Companies en route to filing for bankruptcy often chose to pay their workers before defaulting on a bigger payment, such as interest on debt, he said.

“If you have any hope on a restructuring, you want to keep your work force,” Levitin added. So the incentive for companies to treat their employees well is already there.

That said, employees can be let go in restructurings too.

Discouraging lenders

Workers wouldn’t be the only ones affected by a change in the order of payments. Investors in corporate loans or bonds would be impacted as well.

Issuing debt may allow companies to invest and turn their businesses around. Changing the terms for lenders or debt holders could make it less attractive to lend to companies in distress.

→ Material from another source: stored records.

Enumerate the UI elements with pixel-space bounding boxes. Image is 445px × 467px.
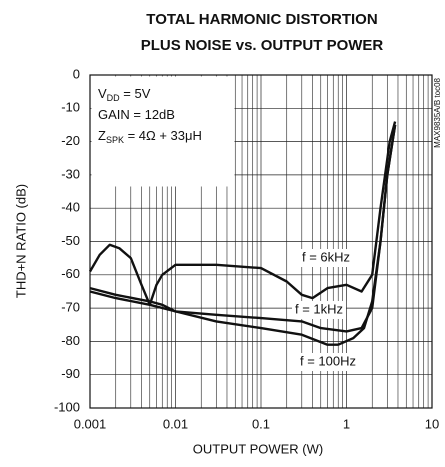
condition-box [91, 76, 235, 187]
chart-title: TOTAL HARMONIC DISTORTION [146, 11, 377, 28]
condition-text: GAIN = 12dB [98, 107, 175, 122]
condition-text: = 5V [120, 86, 151, 101]
series-line [88, 121, 397, 306]
condition-text: Z [98, 128, 106, 143]
legend-bg [297, 353, 360, 371]
y-tick-label: -70 [61, 300, 80, 315]
side-note: MAX9835A/B toc08 [433, 77, 442, 147]
y-tick-label: -60 [61, 266, 80, 281]
condition: VDD = 5V [98, 86, 151, 103]
condition: ZSPK = 4Ω + 33μH [98, 128, 202, 145]
legend-label: f = 1kHz [295, 301, 343, 316]
plot-frame [89, 74, 433, 409]
legend-bg [292, 301, 347, 319]
y-tick-label: -10 [61, 100, 80, 115]
condition-sub: SPK [106, 135, 124, 145]
condition: GAIN = 12dB [98, 107, 175, 122]
y-tick-label: -30 [61, 166, 80, 181]
x-axis-label: OUTPUT POWER (W) [193, 441, 323, 456]
y-tick-label: -80 [61, 333, 80, 348]
y-tick-label: -20 [61, 133, 80, 148]
condition-text: V [98, 86, 107, 101]
condition-sub: DD [107, 93, 120, 103]
x-tick-label: 0.1 [252, 416, 270, 431]
legend-label: f = 100Hz [300, 353, 356, 368]
y-axis-label: THD+N RATIO (dB) [13, 184, 28, 298]
chart-title: PLUS NOISE vs. OUTPUT POWER [141, 37, 384, 54]
y-tick-label: 0 [73, 66, 80, 81]
x-tick-label: 10 [425, 416, 439, 431]
y-tick-label: -100 [54, 399, 80, 414]
x-tick-label: 1 [343, 416, 350, 431]
legend-label: f = 6kHz [302, 249, 350, 264]
y-tick-label: -90 [61, 366, 80, 381]
legend-bg [299, 249, 354, 267]
x-tick-label: 0.001 [74, 416, 107, 431]
condition-text: = 4Ω + 33μH [124, 128, 202, 143]
x-tick-label: 0.01 [163, 416, 188, 431]
y-tick-label: -40 [61, 200, 80, 215]
y-tick-label: -50 [61, 233, 80, 248]
series-line [89, 124, 397, 346]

By the time a company files for bankruptcy, its debt has usually changed hands many times and is worth only cents on the dollar. But investors are protected if their debt is secured on company assets, which also lets them get paid first. If this goes away, creditors might be less likely to lend to businesses in distress, voiding them of the chance to restructure and become a healthy business again.

“The bill strikes a careful balance between maintaining access to credit for businesses and strengthening protections for workers who are employed by companies that enter bankruptcy,” Warren’s aide said.

Smaller business at a loss

The bill also doesn’t address smaller businesses.

“The place the system falls short is really the smaller companies that can’t afford the costs of the bankruptcy procedure,” said Tom Morrow, executive director of the Association of Insolvency and Restructuring Advisors.[if the first Morrow quote stays, his title can go here]

“Those are the ones that end up liquidating. Larger companies reorganize and have the money to do it,” Morrow said.

America’s bankruptcy code is arguably the most sophisticated one in the world and a big part of how business-friendly the United States is. But it’s not perfect. Warren’s bill could iron out some problems, but it can’t tackle everything.